You cannot believe how excited I am. I'm probably not going to get any work done today.

I was brushing my hair...

...and everything looked normal. Then I brushed my hair back to find out that all of the hair on my head was actually attached to the posterior half of my scalp! I actually had a huge but convincing combover! I screamed so long and loud that my dad came into my room to ask what was wrong. I showed him my hideous half bald, half long haired head and he looked at it like nothing was wrong and said he would get me some Propecia. Somehow, that comforted me a lot. I did my combover again and went about my day.

I woke up sometime later. It was a scary dream. Scary!

Thursday, May 1, 2008

French vocab exercise 008

Exsultate, jubilate,
O vos animae beatae
exsultate, jubilate,
dulcia cantica canendo;
cantui vestro
psallant aethera cum me.

Rejoice, for exams are over!
I had my one and a half day of leisure, which was spent inevitably on cleaning the apartment, which I hadn't been doing for 2 weeks. I still want to scrub down the fridge and it's gnawing away at my brain, but I'll have time enough tomorrow to get that done.

I have to work harder at my French now, because I don't have classes anymore where I can use it. There's a good chance that I might get Francophone clients when clinicals start next week. I hope they're understanding of the fact that I don't really know many medical terms. ^_^;;

About the vocab exercise today, I like to think of it as part of the story between le Dr Maillat and Madame Pompadou. Just a hint of what happened between them before the very first exercise where he left her. I know. I'm goofy and nonsensical.
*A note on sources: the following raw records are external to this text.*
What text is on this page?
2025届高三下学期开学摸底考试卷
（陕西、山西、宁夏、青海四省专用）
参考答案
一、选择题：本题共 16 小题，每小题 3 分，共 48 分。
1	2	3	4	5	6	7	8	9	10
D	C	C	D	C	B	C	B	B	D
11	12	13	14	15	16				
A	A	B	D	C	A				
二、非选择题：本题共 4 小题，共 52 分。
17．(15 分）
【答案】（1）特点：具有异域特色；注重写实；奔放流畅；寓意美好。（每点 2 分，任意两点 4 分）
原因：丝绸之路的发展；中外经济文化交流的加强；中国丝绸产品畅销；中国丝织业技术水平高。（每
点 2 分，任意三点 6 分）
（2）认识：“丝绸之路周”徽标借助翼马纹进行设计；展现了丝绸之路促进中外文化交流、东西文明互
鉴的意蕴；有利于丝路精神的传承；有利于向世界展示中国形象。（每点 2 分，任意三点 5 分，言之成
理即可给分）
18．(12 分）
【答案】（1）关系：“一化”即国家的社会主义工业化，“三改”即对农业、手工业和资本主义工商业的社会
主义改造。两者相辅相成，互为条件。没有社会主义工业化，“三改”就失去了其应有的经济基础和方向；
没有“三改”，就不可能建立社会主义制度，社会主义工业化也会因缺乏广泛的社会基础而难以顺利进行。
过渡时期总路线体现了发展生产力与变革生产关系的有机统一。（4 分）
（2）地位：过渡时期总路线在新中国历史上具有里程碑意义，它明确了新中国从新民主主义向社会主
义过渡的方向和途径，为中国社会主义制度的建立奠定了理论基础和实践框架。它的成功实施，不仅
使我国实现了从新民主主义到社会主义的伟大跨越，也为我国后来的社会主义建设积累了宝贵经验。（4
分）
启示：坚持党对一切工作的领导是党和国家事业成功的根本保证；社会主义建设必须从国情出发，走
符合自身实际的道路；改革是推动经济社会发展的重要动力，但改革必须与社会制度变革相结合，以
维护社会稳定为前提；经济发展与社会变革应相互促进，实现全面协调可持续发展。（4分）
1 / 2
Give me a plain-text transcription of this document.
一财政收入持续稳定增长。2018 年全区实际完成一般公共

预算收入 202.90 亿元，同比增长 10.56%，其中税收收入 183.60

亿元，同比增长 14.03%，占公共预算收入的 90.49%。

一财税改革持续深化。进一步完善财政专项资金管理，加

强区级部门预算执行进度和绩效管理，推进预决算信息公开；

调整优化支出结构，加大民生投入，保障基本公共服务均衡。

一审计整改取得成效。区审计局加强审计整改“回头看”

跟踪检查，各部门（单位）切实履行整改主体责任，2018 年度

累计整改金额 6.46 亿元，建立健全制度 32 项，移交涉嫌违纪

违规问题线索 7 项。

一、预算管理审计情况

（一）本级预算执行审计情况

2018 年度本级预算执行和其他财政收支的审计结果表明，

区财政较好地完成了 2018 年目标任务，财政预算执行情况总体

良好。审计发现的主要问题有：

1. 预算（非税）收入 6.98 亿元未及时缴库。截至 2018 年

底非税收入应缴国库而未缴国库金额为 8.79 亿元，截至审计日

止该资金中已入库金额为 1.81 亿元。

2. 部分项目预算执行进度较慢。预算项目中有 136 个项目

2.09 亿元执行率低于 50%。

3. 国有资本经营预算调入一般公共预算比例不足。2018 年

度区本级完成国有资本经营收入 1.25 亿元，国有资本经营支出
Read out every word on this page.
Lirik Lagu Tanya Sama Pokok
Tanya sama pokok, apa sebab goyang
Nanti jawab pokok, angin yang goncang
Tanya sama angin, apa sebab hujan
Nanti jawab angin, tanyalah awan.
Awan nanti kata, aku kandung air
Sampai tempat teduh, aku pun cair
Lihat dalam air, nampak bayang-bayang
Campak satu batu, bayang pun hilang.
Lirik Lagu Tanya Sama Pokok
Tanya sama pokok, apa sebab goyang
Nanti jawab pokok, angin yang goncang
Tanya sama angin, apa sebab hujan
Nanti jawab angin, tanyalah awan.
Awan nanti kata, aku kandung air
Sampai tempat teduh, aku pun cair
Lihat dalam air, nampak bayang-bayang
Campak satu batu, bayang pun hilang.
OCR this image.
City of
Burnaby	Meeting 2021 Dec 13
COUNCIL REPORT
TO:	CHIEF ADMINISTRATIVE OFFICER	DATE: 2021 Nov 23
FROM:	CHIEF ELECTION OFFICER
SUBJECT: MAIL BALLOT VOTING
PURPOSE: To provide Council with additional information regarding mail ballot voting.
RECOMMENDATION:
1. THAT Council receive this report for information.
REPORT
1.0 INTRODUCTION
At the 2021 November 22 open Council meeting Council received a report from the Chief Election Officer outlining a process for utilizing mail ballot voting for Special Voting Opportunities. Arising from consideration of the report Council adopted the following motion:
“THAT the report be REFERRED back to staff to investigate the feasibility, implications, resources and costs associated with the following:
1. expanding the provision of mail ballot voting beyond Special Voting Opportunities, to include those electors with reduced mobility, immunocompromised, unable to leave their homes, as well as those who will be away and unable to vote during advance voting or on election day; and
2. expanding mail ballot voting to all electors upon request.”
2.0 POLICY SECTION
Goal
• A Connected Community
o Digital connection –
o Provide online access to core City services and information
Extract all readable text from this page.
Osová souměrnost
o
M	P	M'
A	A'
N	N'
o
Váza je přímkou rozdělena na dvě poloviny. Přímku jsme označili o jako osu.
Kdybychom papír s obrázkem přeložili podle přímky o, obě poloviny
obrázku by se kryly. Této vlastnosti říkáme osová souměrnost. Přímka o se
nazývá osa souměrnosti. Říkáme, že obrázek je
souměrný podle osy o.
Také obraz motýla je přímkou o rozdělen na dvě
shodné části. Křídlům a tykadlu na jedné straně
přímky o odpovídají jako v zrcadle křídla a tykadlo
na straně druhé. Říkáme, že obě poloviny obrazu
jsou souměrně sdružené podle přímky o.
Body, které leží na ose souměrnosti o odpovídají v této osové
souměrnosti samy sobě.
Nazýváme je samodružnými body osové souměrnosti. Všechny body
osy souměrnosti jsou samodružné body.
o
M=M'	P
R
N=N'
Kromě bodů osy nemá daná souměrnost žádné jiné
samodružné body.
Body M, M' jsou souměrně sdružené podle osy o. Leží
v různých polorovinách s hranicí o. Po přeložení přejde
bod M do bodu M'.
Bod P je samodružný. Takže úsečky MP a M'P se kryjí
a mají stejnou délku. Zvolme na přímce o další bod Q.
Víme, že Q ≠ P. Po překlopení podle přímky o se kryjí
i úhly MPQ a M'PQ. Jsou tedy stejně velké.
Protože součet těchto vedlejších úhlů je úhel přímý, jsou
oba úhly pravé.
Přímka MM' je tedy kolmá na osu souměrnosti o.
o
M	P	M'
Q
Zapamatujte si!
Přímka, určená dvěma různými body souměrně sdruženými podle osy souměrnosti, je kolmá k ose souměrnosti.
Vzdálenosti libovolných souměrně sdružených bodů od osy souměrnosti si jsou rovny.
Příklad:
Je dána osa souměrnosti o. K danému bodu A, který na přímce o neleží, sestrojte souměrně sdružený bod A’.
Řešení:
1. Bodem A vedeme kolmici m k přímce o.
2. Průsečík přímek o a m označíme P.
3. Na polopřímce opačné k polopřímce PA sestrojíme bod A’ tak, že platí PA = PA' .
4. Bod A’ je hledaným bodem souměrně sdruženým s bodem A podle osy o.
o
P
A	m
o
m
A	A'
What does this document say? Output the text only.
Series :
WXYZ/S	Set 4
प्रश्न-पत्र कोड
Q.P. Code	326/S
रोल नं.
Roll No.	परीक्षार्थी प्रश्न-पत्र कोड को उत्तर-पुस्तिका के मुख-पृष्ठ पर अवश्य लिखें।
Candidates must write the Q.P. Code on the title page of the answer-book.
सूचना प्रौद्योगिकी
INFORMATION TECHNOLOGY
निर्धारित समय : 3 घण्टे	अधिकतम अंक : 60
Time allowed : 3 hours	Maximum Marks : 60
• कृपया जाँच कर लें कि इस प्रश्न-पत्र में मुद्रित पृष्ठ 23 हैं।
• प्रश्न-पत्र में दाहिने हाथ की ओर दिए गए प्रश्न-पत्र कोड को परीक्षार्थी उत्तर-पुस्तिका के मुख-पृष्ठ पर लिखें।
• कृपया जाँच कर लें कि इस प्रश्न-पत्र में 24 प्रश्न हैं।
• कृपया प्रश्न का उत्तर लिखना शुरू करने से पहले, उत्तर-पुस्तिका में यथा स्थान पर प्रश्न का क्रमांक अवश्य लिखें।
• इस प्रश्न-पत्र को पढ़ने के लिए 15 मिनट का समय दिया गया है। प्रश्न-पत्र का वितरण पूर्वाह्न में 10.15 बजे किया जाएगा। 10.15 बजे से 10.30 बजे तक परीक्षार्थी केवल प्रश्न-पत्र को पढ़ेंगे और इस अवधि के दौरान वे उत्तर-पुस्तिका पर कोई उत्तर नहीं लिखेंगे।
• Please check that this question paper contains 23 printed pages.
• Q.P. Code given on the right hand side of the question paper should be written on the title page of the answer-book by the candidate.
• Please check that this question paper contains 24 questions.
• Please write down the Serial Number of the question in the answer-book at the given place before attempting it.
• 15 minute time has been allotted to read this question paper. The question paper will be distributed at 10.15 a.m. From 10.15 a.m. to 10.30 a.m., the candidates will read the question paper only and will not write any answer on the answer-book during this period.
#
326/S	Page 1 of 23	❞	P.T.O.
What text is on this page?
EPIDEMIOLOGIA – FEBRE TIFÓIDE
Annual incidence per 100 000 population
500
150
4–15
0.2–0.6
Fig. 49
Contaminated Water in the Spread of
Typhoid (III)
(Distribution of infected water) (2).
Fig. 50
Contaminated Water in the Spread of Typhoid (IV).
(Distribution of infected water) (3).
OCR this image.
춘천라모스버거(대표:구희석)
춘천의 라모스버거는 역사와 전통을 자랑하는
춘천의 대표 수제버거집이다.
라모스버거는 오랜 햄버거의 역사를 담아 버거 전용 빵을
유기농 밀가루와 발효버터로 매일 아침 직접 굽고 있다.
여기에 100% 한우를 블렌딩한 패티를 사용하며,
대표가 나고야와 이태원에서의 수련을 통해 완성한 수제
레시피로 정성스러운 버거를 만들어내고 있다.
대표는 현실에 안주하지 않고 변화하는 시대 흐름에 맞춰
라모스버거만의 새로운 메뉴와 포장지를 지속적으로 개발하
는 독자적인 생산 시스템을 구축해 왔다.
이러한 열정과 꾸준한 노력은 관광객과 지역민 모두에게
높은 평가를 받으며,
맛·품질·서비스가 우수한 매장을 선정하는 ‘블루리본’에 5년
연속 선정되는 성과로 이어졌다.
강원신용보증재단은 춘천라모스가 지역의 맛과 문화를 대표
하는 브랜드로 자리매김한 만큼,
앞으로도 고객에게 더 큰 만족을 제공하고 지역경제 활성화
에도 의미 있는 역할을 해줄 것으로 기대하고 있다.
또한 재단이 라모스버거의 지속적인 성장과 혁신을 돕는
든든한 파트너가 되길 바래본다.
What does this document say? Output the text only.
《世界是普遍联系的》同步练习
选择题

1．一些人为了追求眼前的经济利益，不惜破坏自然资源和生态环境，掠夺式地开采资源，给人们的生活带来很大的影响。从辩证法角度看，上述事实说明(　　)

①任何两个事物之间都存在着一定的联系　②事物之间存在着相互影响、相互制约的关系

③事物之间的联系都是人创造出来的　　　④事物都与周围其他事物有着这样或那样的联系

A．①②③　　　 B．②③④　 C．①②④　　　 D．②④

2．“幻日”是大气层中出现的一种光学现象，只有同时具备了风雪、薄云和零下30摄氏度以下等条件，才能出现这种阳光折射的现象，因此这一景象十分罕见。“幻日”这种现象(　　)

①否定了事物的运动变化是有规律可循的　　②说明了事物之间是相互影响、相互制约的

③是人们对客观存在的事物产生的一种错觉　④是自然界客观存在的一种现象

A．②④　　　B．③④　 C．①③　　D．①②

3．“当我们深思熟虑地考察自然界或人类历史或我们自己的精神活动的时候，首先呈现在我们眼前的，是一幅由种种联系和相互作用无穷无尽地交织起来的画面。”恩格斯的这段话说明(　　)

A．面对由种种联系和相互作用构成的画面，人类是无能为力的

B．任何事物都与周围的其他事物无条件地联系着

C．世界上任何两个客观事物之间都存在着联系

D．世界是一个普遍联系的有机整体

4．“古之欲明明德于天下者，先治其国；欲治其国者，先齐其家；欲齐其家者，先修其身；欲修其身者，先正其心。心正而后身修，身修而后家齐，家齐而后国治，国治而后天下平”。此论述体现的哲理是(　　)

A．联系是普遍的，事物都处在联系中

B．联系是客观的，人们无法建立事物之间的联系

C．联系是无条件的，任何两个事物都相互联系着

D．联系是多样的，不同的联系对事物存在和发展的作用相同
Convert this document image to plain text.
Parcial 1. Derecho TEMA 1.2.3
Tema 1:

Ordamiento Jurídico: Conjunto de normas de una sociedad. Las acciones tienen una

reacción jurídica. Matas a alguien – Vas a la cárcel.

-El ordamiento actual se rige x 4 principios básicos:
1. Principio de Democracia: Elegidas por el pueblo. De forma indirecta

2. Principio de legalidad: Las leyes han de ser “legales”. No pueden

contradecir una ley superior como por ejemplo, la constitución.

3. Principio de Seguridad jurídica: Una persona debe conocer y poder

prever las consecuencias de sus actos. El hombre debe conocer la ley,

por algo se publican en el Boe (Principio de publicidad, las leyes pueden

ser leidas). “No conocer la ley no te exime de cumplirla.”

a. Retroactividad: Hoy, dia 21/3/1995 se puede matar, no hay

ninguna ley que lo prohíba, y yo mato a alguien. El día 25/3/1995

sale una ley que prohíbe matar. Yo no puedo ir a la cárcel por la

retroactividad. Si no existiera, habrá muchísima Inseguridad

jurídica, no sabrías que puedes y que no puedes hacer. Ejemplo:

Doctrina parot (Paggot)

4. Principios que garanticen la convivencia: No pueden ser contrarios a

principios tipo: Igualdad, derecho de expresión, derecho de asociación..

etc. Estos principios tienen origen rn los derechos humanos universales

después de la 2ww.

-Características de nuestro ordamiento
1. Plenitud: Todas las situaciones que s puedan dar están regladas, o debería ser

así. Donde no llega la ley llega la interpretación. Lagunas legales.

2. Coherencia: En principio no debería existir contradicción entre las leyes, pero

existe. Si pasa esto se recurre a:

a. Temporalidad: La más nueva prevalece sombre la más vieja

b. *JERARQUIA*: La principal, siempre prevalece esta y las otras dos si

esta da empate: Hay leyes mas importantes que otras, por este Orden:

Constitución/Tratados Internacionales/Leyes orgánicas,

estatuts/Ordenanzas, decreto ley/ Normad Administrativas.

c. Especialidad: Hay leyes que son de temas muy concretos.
-accabler: to overwhelm, to overcome
accabler qqn de: to overwhelm someone with
accablant: oppressive, damning, exhausting
accablement: dejection, despondency

-accalmie: lull, temporary improvement

-accaparer: to monopolize, to carry off
accaparant: demanding
accaparement: monopolization

-accéder: to accede to, to give rise to, to reach
accédant à la propriété: a new homeowner

-accélérer: to accelerate, to increase
s'accélérer: to beat faster
accélérateur: accelerating, accelerator
accélération: acceleration
accéléré: fast

De plus en plus, la vitesse de sa parole accélérait et ses pensées sont devenues plus désorganisées. Il n'y avait pas d'accalmie de l'aboiement. Il ne pouvait plus tolérer la tempête de sa mauvaise humeur et il est sorti pour échapper à sa colère accablante. Dehors, ses émotions ont accédé à la décision la plus difficile de sa vie. Il ne pouvait pas permettre à lui de accaparer toute son énergie. Il devait partir.

Translation:
More and more, her speech accelerated and her thoughts became more disorganized. There was no respite from her ravings. He could not tolerate the storm of her temper any longer and he left to escape from her overwhelming anger. Outside, his emotions gave rise to the most difficult decision of his life. He could not allow her to monopolize all of his energy. He had to leave.